Evaluating this boundary set from \( 0 \) to \( \pi \) results in a net value of zero, as shown below:

\[ \left(0 - 0\right) + \left( \dfrac{1}{4}\cos(2\pi) - \dfrac{1}{4}\cos(0) \right) = \dfrac{1}{4}(1) - \dfrac{1}{4}(1) = 0 \]

Combining the results from both components yields the final evaluated value: \( I = \dfrac{\pi^2}{4} \).

The region is bounded above by the parabola \( y_{top} = x^2 + k \) and below by the line \( y_{bottom} = x - 1 \), spanning the interval from \( x = 1 \) to \( x = 2 \). Set up the area integral:

\[ A = \int_1^2 \left( (x^2 + k) - (x - 1) \right) dx \] \[ A = \int_1^2 (x^2 - x + k + 1) dx \]

Integrate each term using the power rule:

\[ A = \left[ \dfrac{1}{3}x^3 - \dfrac{1}{2}x^2 + (k + 1)x \right]_1^2 \]

Evaluate the expression at the upper bound (\( x = 2 \)) and subtract the evaluation at the lower bound (\( x = 1 \)):

\[ \text{At } x=2: \quad \dfrac{8}{3} - 2 + 2k + 2 = 2k + \dfrac{8}{3} \] \[ \text{At } x=1: \quad \dfrac{1}{3} - \dfrac{1}{2} + k + 1 = k + \dfrac{5}{6} \] \[ A = \left(2k + \dfrac{8}{3}\right) - \left(k + \dfrac{5}{6}\right) = k + \dfrac{11}{6} \]

Set the evaluated area expression equal to the target value of 5 and solve for \( k \):

\[ k + \dfrac{11}{6} = 5 \implies k = 5 - \dfrac{11}{6} = \dfrac{19}{6} \]

The first-principles definition of a derivative states: \[ f'(x) = \lim_{h \to 0} \dfrac{f(x+h) - f(x)}{h} \]

Substitute \( f(x) = \sin x \) and evaluate at the target point \( x = \dfrac{\pi}{4} \):

\[ \sin'\left(\dfrac{\pi}{4}\right) = \lim_{h \to 0} \dfrac{\sin\left(\frac{\pi}{4}+h\right) - \sin\left(\frac{\pi}{4}\right)}{h} \]

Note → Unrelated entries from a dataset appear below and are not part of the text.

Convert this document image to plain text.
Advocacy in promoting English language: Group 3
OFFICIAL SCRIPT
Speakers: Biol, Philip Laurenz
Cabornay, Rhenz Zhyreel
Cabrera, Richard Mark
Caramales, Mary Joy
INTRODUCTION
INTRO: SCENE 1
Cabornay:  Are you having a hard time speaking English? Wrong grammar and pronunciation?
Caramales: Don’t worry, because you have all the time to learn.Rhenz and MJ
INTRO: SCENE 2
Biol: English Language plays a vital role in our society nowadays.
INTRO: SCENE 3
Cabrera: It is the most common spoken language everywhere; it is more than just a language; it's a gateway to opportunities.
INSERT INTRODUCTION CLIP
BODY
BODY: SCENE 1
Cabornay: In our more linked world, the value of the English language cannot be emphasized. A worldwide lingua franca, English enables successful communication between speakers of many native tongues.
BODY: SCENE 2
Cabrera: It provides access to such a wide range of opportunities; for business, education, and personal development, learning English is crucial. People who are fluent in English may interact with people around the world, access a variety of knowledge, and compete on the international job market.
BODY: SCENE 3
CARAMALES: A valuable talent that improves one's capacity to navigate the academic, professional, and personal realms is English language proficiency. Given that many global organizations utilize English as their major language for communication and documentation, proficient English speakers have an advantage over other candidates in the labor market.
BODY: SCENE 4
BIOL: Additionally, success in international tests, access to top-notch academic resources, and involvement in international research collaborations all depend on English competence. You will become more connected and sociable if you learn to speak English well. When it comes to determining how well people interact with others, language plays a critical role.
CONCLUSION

Expand the compound angle in the numerator using the sine addition identity:

\[ \sin\left(\frac{\pi}{4}\right)\cosh + \cos\left(\frac{\pi}{4}\right)\sinh - \sin\left(\frac{\pi}{4}\right) \]

Reorganize and split the expression into two standard trigonometric limits:

\[ = \sin\left(\dfrac{\pi}{4}\right) \lim_{h \to 0} \left(\dfrac{\cos h - 1}{h}\right) + \cos\left(\dfrac{\pi}{4}\right) \lim_{h \to 0} \left(\dfrac{\sin h}{h}\right) \]

Apply the fundamental geometric limit theorems: \( \lim_{h \to 0} \frac{\sin h}{h} = 1 \) and \( \lim_{h \to 0} \frac{\cos h - 1}{h} = 0 \).

\[ \sin'\left(\dfrac{\pi}{4}\right) = \sin\left(\dfrac{\pi}{4}\right) \cdot (0) + \cos\left(\dfrac{\pi}{4}\right) \cdot (1) = \cos\left(\dfrac{\pi}{4}\right) = \dfrac{\sqrt{2}}{2} \]

(a) Derivative and Integral Framework:

Differentiate \( f(x) = [u(x)]^{-1} \) using the power and chain rules:

\[ f'(x) = -1[u(x)]^{-2} \cdot u'(x) = -\dfrac{u'(x)}{u^2(x)} \]

Integrating both sides yields the corresponding integration template:

\[ \int \dfrac{u'(x)}{u^2(x)} dx = -\dfrac{1}{u(x)} + C \]

(b) Applying the Template to the Core Integral:

Reorganize the given integral to match the structural template found in part (a):

\[ \int_2^4 \dfrac{1}{x \ln^2 x} dx = \int_2^4 \dfrac{\left(\frac{1}{x}\right)}{(\ln x)^2} dx \]

Let \( u(x) = \ln x \), which implies its derivative is exactly \( u'(x) = \frac{1}{x} \). This fits the pattern perfectly. Integrate using the template:

\[ \int_2^4 \dfrac{u'(x)}{u^2(x)} dx = \left[ -\dfrac{1}{\ln x} \right]_2^4 = \left( -\dfrac{1}{\ln 4} \right) - \left( -\dfrac{1}{\ln 2} \right) \]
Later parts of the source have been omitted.